Numbers like 4 are written by themselves, no quote marks.

Numbers will not be automatically converted to string or vice versa. Make sure to use a conversion function before trying to e.g. compare a string and a number together.

Functions

There are no operators

You can't do things like 1 + 2 in WDL.

You can only do add(1, 2).

This applies for all of arithmetic (sub(), mul(), div(), mod(), etc.) and logic (equals(), not(), greater(), and(), or(), etc.). Make sure you consult the function reference for all of the available functions that you thought was an operator.

Blocks

This is how to work with "blocks" within Power Automate.

Block reference

When referring to a block, refer to it as a string.

'Compose'

If the name of the block has a space in it, replace that space with an underscore.

'Get_file`

Outputs

To get to the entire output of a block, use the outputs() function.

outputs('Get_file')

In many cases, the output will have a body property. For example, an output might look like this:

{
    "statusCode": 200,
    "headers": {
        ...
    },
    "body": {
        "@odata.context": "https://graph.microsoft.com/v1.0/$metadata#directoryObjects",
        "value": [
            {
                ...
            },
            {
                ...
            },
            {
                ...
            },
            ...
        ]
    }
}

To shortcut to the body property of the output, use the body() function.

body('List_group_members')

Expressions

When you copy tags from a block, if you see a @{}, delete it. It is not part of the expression.

Objects and arrays

Compose

If you write a a JSON object or array into Compose, Power Automate will interpret that as an object or array respectively.

Arrays

Creating arrays

Let Muppets be a Compose block with the following input:

["Bert", "Ernie", "Elmo", "Grover"]

Alternatively, the input might be an expression (note the single quote marks):

createArray('Bert', 'Ernie', 'Elmo', 'Grover')

Element access

To access the first element of an array, use [0]. WDL uses zero-based indexing (the first element is 0, the second is 1, the third is 2, etc.)

outputs('Muppets')[0]
// Bert

Objects

Let 'Muppets' be a Compose block with the following input:

[
    {
        "name": "Bert",
        "colour": "yellow"
    },
    {
        "name": "Ernie",
        "colour": "orange"
    },
    {
        "name": "Elmo",
        "colour": "red"
    },
    {
        "name": "Grover",
        "colour": "blue"
    },
    {
        "name": "Big Bird"
    }
]

Property access

To get to Bert's colour, you can use either "dot syntax" or "square bracket syntax".
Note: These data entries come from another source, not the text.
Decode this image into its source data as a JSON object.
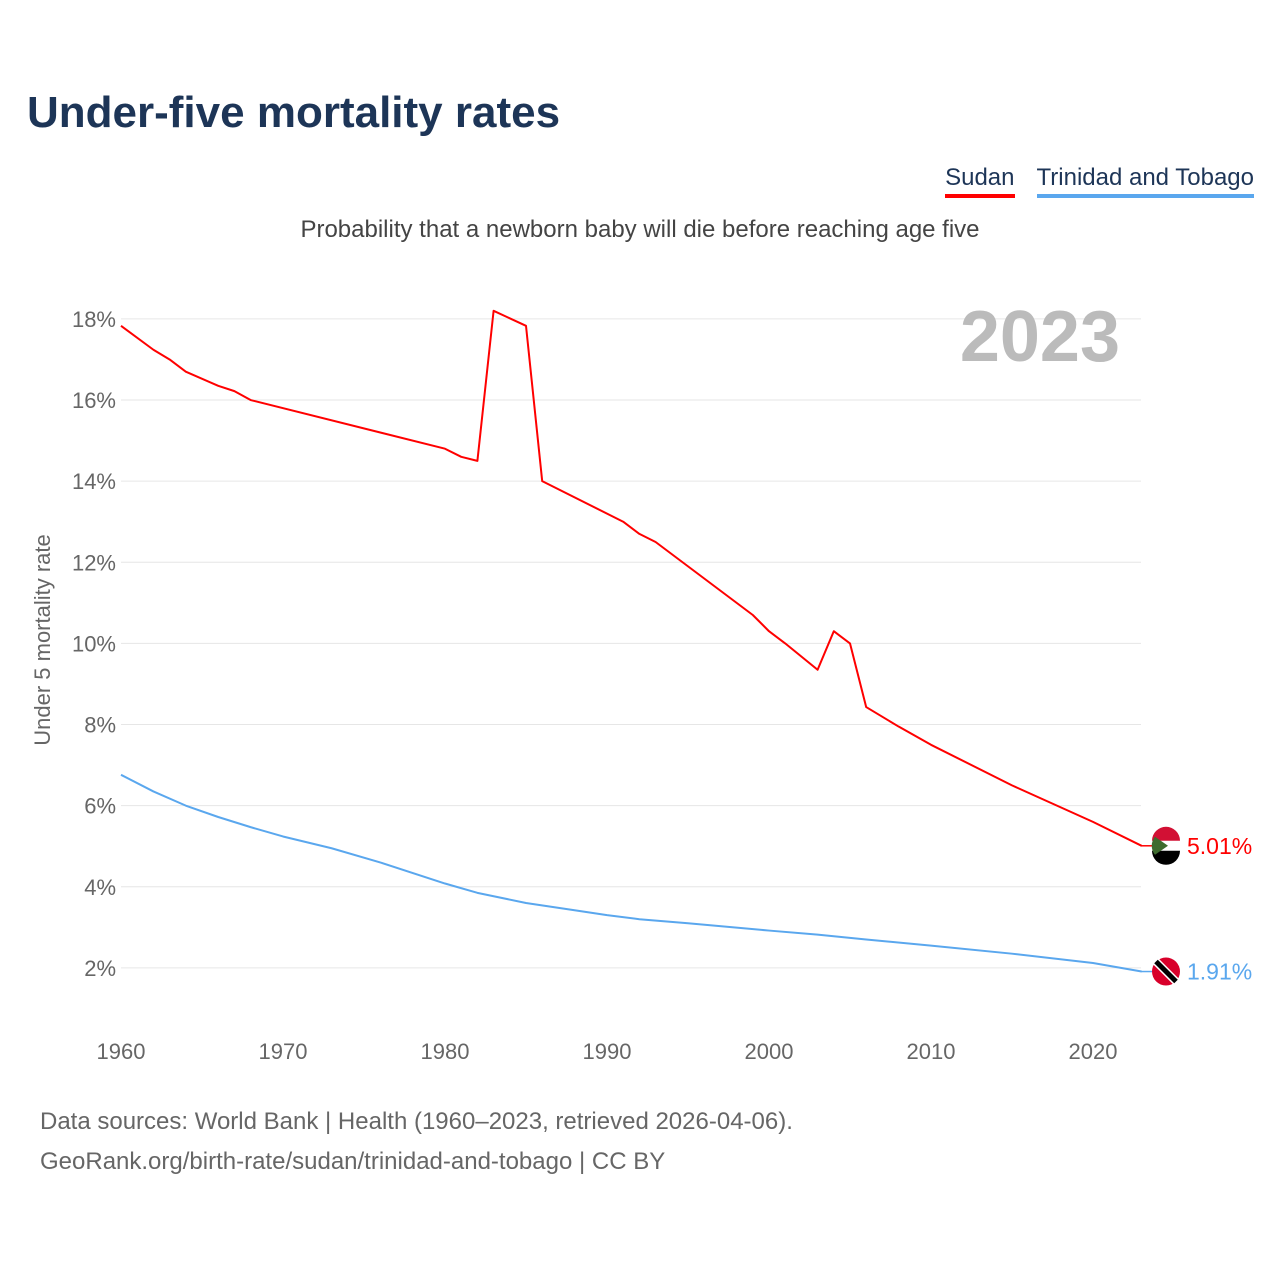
{
  "title": "Under-five mortality rates",
  "subtitle": "Probability that a newborn baby will die before reaching age five",
  "legend": [
    "Sudan",
    "Trinidad and Tobago"
  ],
  "year_label": "2023",
  "sources": {
    "line1": "Data sources: World Bank | Health (1960–2023, retrieved 2026-04-06).",
    "line2": "GeoRank.org/birth-rate/sudan/trinidad-and-tobago | CC BY"
  },
  "chart_data": {
    "type": "line",
    "title": "Under-five mortality rates",
    "xlabel": "",
    "ylabel": "Under 5 mortality rate",
    "xlim": [
      1960,
      2023
    ],
    "ylim": [
      0,
      19
    ],
    "xticks": [
      "1960",
      "1970",
      "1980",
      "1990",
      "2000",
      "2010",
      "2020"
    ],
    "yticks": [
      "2%",
      "4%",
      "6%",
      "8%",
      "10%",
      "12%",
      "14%",
      "16%",
      "18%"
    ],
    "grid": true,
    "legend_position": "top-right",
    "series": [
      {
        "name": "Sudan",
        "color": "#ff0000",
        "end_label": "5.01%",
        "x": [
          1960,
          1962,
          1963,
          1964,
          1966,
          1967,
          1968,
          1980,
          1981,
          1982,
          1983,
          1985,
          1986,
          1991,
          1992,
          1993,
          1999,
          2000,
          2001,
          2003,
          2004,
          2005,
          2006,
          2008,
          2010,
          2015,
          2020,
          2023
        ],
        "y": [
          17.83,
          17.24,
          17.0,
          16.7,
          16.35,
          16.22,
          16.0,
          14.8,
          14.6,
          14.5,
          18.2,
          17.83,
          14.0,
          13.0,
          12.7,
          12.5,
          10.7,
          10.3,
          10.0,
          9.35,
          10.3,
          10.0,
          8.43,
          7.95,
          7.5,
          6.5,
          5.6,
          5.01
        ]
      },
      {
        "name": "Trinidad and Tobago",
        "color": "#5aa7ee",
        "end_label": "1.91%",
        "x": [
          1960,
          1962,
          1964,
          1966,
          1968,
          1970,
          1973,
          1976,
          1980,
          1982,
          1985,
          1988,
          1990,
          1992,
          1995,
          2000,
          2003,
          2006,
          2010,
          2015,
          2020,
          2023
        ],
        "y": [
          6.76,
          6.35,
          6.0,
          5.72,
          5.47,
          5.24,
          4.95,
          4.6,
          4.08,
          3.85,
          3.6,
          3.42,
          3.3,
          3.2,
          3.1,
          2.92,
          2.82,
          2.7,
          2.55,
          2.35,
          2.12,
          1.91
        ]
      }
    ]
  }
}
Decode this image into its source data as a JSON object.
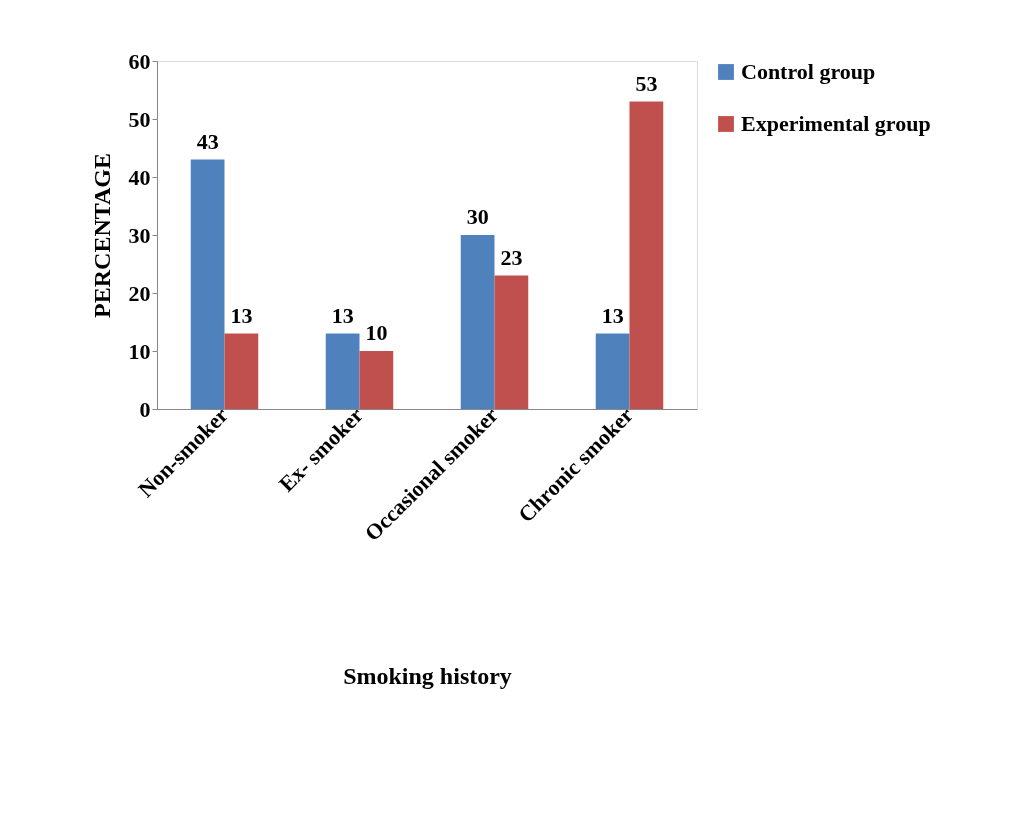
{
  "chart_data": {
    "type": "bar",
    "xlabel": "Smoking history",
    "ylabel": "PERCENTAGE",
    "categories": [
      "Non-smoker",
      "Ex- smoker",
      "Occasional smoker",
      "Chronic smoker"
    ],
    "series": [
      {
        "name": "Control group",
        "color": "#4f81bd",
        "values": [
          43,
          13,
          30,
          13
        ]
      },
      {
        "name": "Experimental group",
        "color": "#c0504d",
        "values": [
          13,
          10,
          23,
          53
        ]
      }
    ],
    "ylim": [
      0,
      60
    ],
    "yticks": [
      0,
      10,
      20,
      30,
      40,
      50,
      60
    ],
    "grid": false,
    "legend": "top right",
    "data_labels": true
  }
}
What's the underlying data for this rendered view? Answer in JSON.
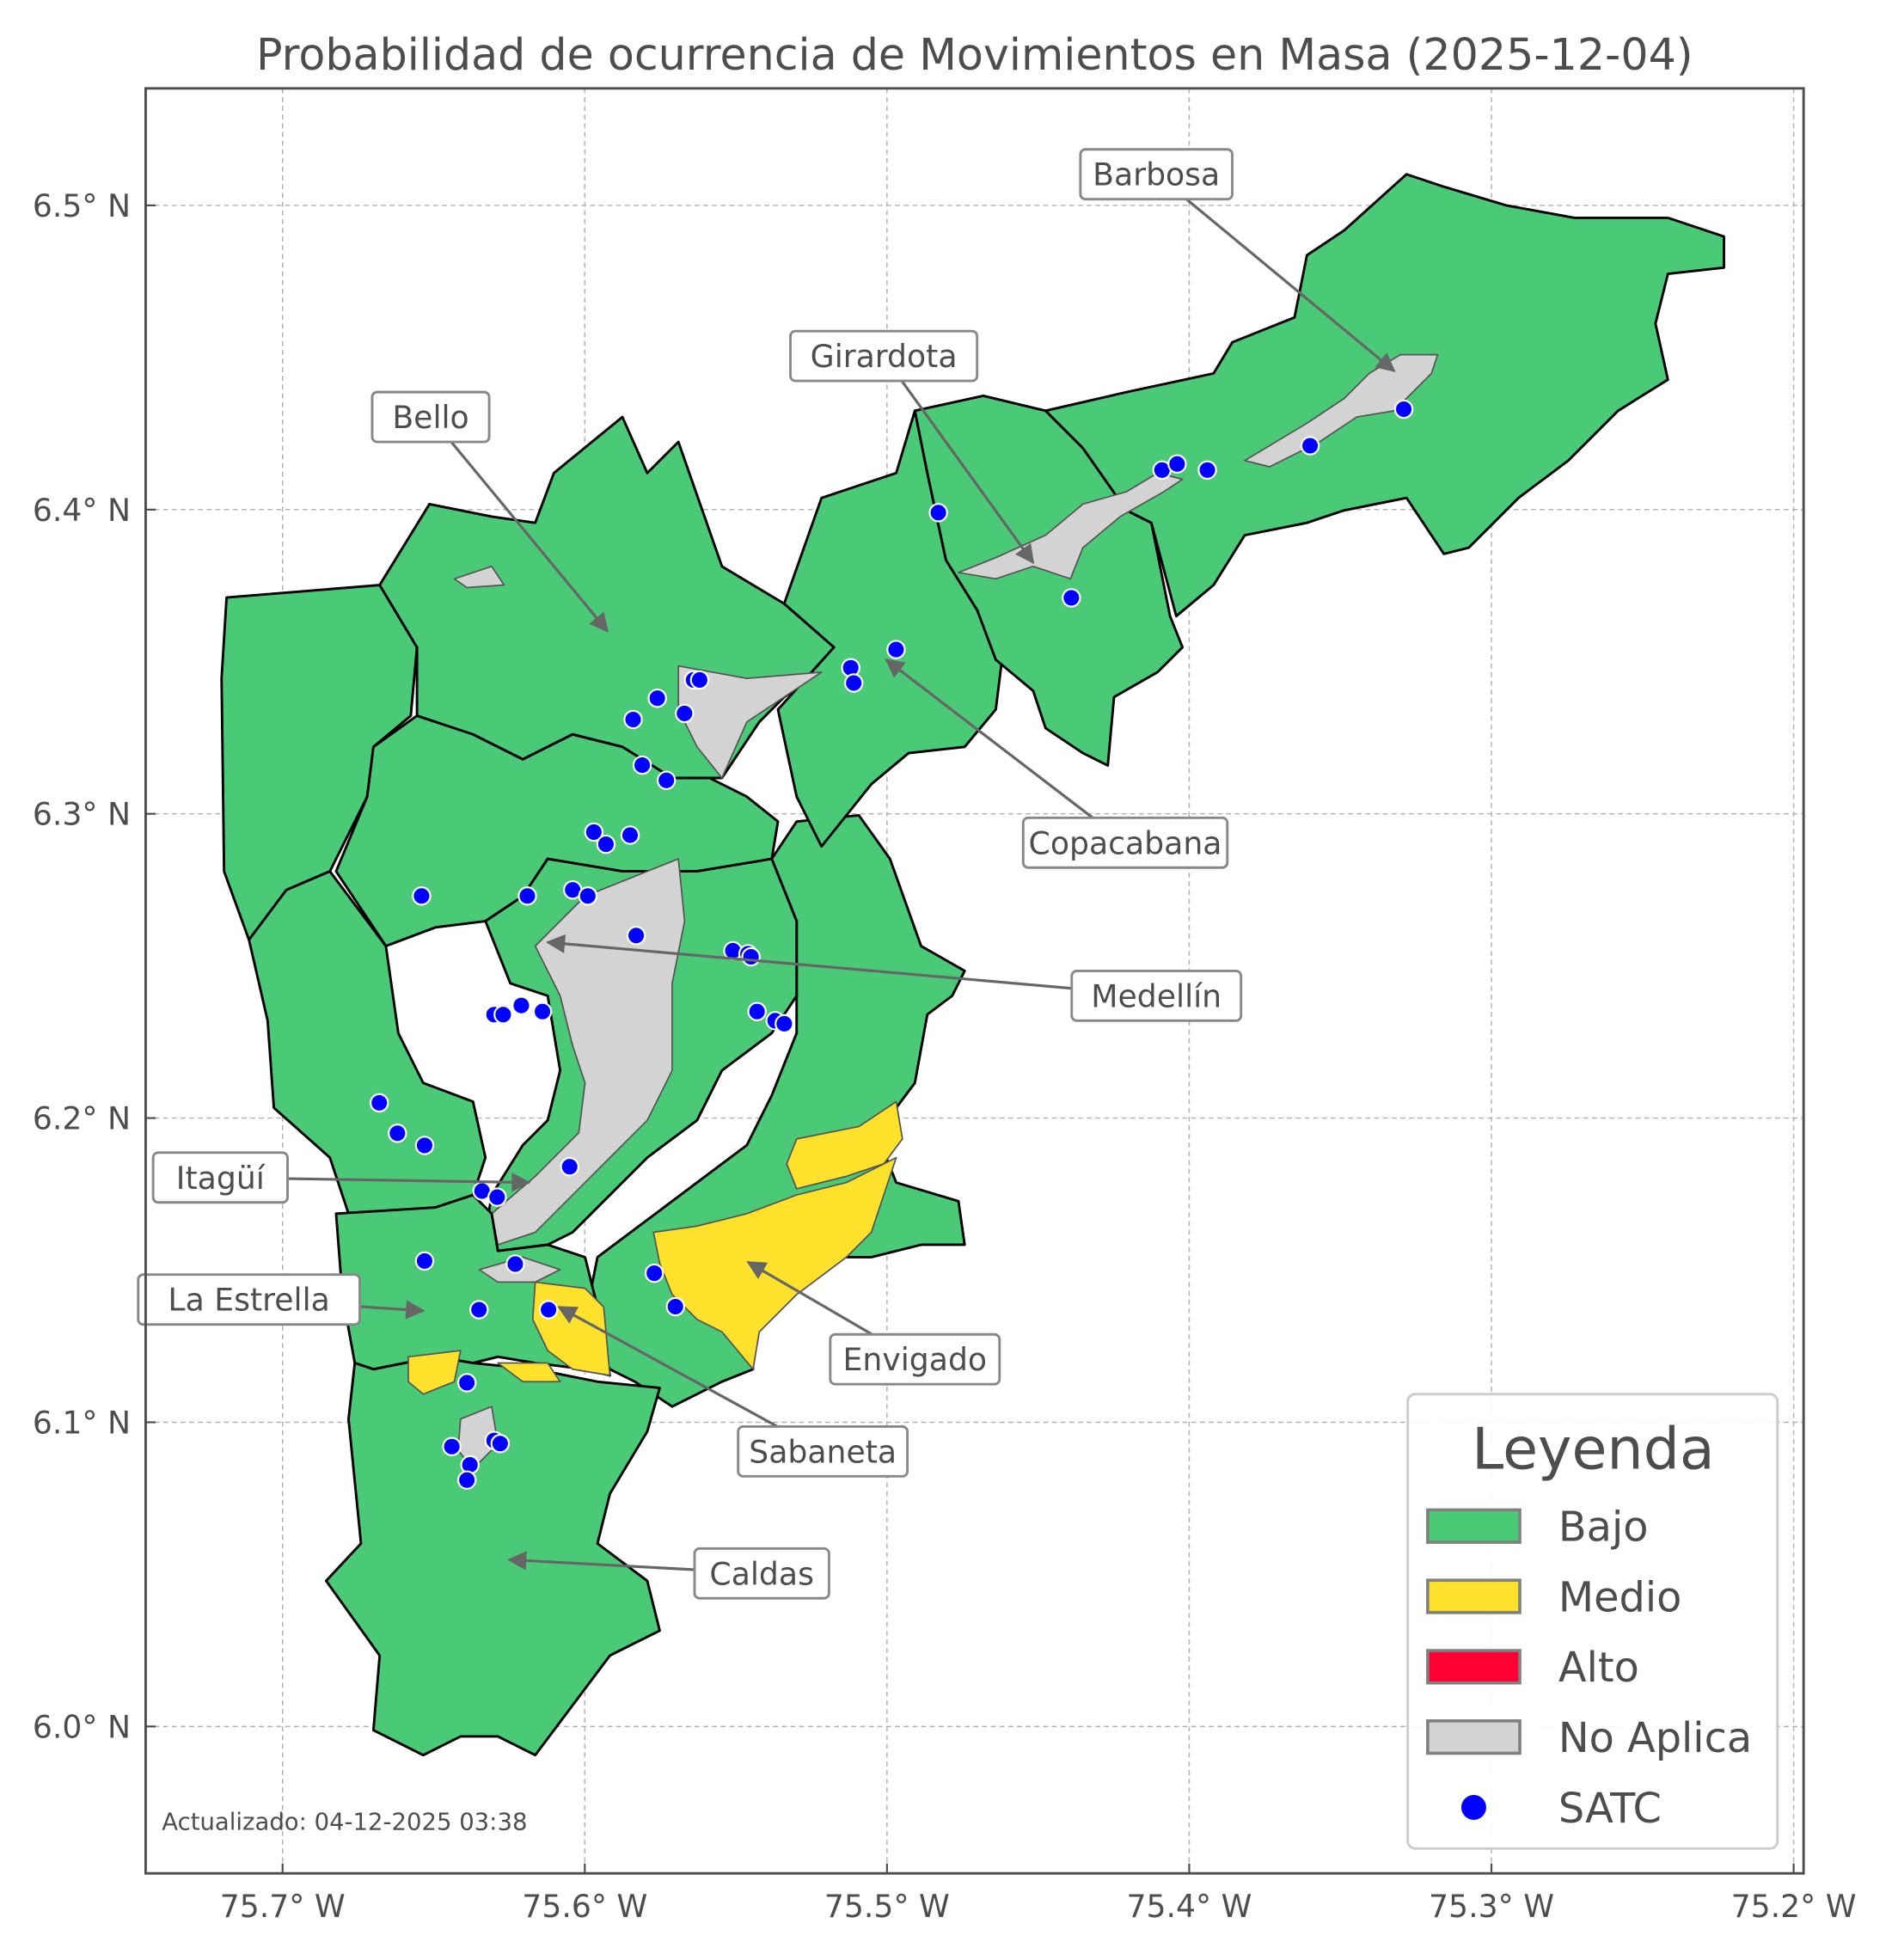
{
  "title": "Probabilidad de ocurrencia de Movimientos en Masa (2025-12-04)",
  "footer": "Actualizado: 04-12-2025 03:38",
  "axes": {
    "x_ticks": [
      {
        "value": -75.7,
        "label": "75.7° W"
      },
      {
        "value": -75.6,
        "label": "75.6° W"
      },
      {
        "value": -75.5,
        "label": "75.5° W"
      },
      {
        "value": -75.4,
        "label": "75.4° W"
      },
      {
        "value": -75.3,
        "label": "75.3° W"
      },
      {
        "value": -75.2,
        "label": "75.2° W"
      }
    ],
    "y_ticks": [
      {
        "value": 6.0,
        "label": "6.0° N"
      },
      {
        "value": 6.1,
        "label": "6.1° N"
      },
      {
        "value": 6.2,
        "label": "6.2° N"
      },
      {
        "value": 6.3,
        "label": "6.3° N"
      },
      {
        "value": 6.4,
        "label": "6.4° N"
      },
      {
        "value": 6.5,
        "label": "6.5° N"
      }
    ],
    "grid": true
  },
  "legend": {
    "title": "Leyenda",
    "placement": "bottom-right",
    "items": [
      {
        "label": "Bajo",
        "color": "#4ac977",
        "kind": "patch"
      },
      {
        "label": "Medio",
        "color": "#fde12b",
        "kind": "patch"
      },
      {
        "label": "Alto",
        "color": "#ff0033",
        "kind": "patch"
      },
      {
        "label": "No Aplica",
        "color": "#d3d3d3",
        "kind": "patch"
      },
      {
        "label": "SATC",
        "color": "#0000ff",
        "kind": "marker"
      }
    ]
  },
  "municipality_labels": [
    "Barbosa",
    "Girardota",
    "Bello",
    "Copacabana",
    "Medellín",
    "Itagüí",
    "La Estrella",
    "Envigado",
    "Sabaneta",
    "Caldas"
  ],
  "satc_points": [
    [
      -75.329,
      6.433
    ],
    [
      -75.36,
      6.421
    ],
    [
      -75.409,
      6.413
    ],
    [
      -75.404,
      6.415
    ],
    [
      -75.394,
      6.413
    ],
    [
      -75.483,
      6.399
    ],
    [
      -75.439,
      6.371
    ],
    [
      -75.497,
      6.354
    ],
    [
      -75.512,
      6.348
    ],
    [
      -75.511,
      6.343
    ],
    [
      -75.564,
      6.344
    ],
    [
      -75.562,
      6.344
    ],
    [
      -75.567,
      6.333
    ],
    [
      -75.576,
      6.338
    ],
    [
      -75.584,
      6.331
    ],
    [
      -75.581,
      6.316
    ],
    [
      -75.573,
      6.311
    ],
    [
      -75.597,
      6.294
    ],
    [
      -75.593,
      6.29
    ],
    [
      -75.585,
      6.293
    ],
    [
      -75.654,
      6.273
    ],
    [
      -75.619,
      6.273
    ],
    [
      -75.604,
      6.275
    ],
    [
      -75.599,
      6.273
    ],
    [
      -75.583,
      6.26
    ],
    [
      -75.551,
      6.255
    ],
    [
      -75.546,
      6.254
    ],
    [
      -75.545,
      6.253
    ],
    [
      -75.543,
      6.235
    ],
    [
      -75.537,
      6.232
    ],
    [
      -75.534,
      6.231
    ],
    [
      -75.621,
      6.237
    ],
    [
      -75.63,
      6.234
    ],
    [
      -75.627,
      6.234
    ],
    [
      -75.614,
      6.235
    ],
    [
      -75.668,
      6.205
    ],
    [
      -75.662,
      6.195
    ],
    [
      -75.653,
      6.191
    ],
    [
      -75.605,
      6.184
    ],
    [
      -75.634,
      6.176
    ],
    [
      -75.629,
      6.174
    ],
    [
      -75.623,
      6.152
    ],
    [
      -75.653,
      6.153
    ],
    [
      -75.577,
      6.149
    ],
    [
      -75.57,
      6.138
    ],
    [
      -75.635,
      6.137
    ],
    [
      -75.612,
      6.137
    ],
    [
      -75.639,
      6.113
    ],
    [
      -75.644,
      6.092
    ],
    [
      -75.63,
      6.094
    ],
    [
      -75.628,
      6.093
    ],
    [
      -75.638,
      6.086
    ],
    [
      -75.639,
      6.081
    ]
  ],
  "colors": {
    "bajo": "#4ac977",
    "medio": "#fde12b",
    "alto": "#ff0033",
    "no_aplica": "#d3d3d3",
    "satc": "#0000ff"
  }
}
outputs('Muppets')[0].colour
// yellow
outputs('Muppets')[0]['colour']
// yellow
Optional property access

Sometimes, you could be looked for a property on an object that might not exist. In this case, use a ? operator.

outputs('Muppets')[3]?.colour
// yellow
outputs('Muppets')[3]?['colour']
// yellow
outputs('Muppets')[4]?.colour
// null

Rules of thumb

Avoid too many nested loops

Using existing functions are a much more efficient way of doing things compared to doing nested loops.

Refactor out common functions into their own Flows

Use the HTTP connector to make your own "functions". Example: have a flow that decorates HTML text with your company's letterhead. Whenever you have to send outgoing emails, pass the email body through your "Decorate Email" Flow, which returns a decorated email for you to send.

Tips

Distinct array

union() an array with itself to create a distinct array.